Latency and keep_warm
Modal will spin up as many containers as needed to handle the current number of concurrent requests. Starting up containers incurs a cold-start time of 1-2s (depending on the size of the image). After the cold-start, subsequent requests to the same container will see lower response latency (~50-200ms). The container is shut down after a period of inactivity, currently fixed at 1 minute.

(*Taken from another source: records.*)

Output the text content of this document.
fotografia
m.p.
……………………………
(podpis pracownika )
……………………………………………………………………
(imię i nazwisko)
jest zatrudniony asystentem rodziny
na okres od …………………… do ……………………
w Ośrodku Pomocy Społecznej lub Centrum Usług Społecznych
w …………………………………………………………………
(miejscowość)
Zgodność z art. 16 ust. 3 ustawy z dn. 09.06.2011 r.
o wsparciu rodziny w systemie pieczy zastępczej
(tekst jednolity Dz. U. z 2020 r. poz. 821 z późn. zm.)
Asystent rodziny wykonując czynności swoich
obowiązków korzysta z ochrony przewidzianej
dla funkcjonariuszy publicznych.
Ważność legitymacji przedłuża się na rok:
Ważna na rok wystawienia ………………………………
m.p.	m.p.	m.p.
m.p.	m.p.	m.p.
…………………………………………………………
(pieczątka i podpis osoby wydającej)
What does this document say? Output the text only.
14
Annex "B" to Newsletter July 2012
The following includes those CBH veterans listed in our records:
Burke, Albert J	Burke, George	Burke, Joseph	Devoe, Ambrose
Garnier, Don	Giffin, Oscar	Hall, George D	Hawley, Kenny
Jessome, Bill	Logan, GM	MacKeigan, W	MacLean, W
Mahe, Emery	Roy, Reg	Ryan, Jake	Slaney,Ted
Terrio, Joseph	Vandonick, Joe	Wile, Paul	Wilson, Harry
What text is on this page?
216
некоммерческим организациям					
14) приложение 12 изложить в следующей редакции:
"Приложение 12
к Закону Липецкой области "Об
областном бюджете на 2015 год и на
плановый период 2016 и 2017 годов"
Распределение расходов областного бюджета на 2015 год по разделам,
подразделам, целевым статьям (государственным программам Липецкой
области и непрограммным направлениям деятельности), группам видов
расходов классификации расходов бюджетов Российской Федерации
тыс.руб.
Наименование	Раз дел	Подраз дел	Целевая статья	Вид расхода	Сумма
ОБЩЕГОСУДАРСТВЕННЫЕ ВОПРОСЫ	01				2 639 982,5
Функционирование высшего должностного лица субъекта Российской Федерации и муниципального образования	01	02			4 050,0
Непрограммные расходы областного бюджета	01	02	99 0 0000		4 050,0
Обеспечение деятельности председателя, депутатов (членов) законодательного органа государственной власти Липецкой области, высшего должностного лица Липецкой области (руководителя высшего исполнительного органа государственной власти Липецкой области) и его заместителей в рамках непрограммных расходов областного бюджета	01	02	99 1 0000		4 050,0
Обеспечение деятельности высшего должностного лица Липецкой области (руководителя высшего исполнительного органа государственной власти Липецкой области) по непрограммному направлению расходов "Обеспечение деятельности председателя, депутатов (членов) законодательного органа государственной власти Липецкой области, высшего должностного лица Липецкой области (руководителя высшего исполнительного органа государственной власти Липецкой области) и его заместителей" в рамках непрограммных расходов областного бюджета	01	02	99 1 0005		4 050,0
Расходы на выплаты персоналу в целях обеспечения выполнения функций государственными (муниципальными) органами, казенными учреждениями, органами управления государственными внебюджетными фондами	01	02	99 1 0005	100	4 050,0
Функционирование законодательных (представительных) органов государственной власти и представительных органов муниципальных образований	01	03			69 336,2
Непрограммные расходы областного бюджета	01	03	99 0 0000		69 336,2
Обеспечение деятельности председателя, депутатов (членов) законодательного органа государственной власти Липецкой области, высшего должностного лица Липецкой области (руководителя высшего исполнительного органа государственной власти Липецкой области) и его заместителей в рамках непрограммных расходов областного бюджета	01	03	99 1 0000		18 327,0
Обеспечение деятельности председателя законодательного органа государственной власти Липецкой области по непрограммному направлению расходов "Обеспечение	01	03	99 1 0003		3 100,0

If you’re building a latency-sensitive application and wish to avoid cold-start
times, you could set the keep_warm
flag on the
@webhook
,
@modal.asgi
, or
@modal.wsgi
decorators. This provisions a
warm pool of containers that don’t expire due to inactivity, and thus avoid
incurring the cold-start penalty. At present, the warm pool has a fixed size of
2 (but we’ll spawn more containers when you need them, as usual).
import modal
stub = modal.Stub()
@stub.webhook(keep_warm=True)
def f():
return {"hello": "world"}
Functions with slow start-up and keep_warm
The guarantee that keep_warm
provides is that there are always at least 2
containers up that have finished starting up. If your function does expensive /
slow initialization the first time it receives an input (e.g. if you use a
pre-trained model, and this model needs to be loaded into memory the first time
you use it), you’d observe that those function calls will still be slow.
To avoid this, you can use a container enter method to perform the expensive initialization. This will ensure that the initialization is performed before the container is deemed ready for the warm pool.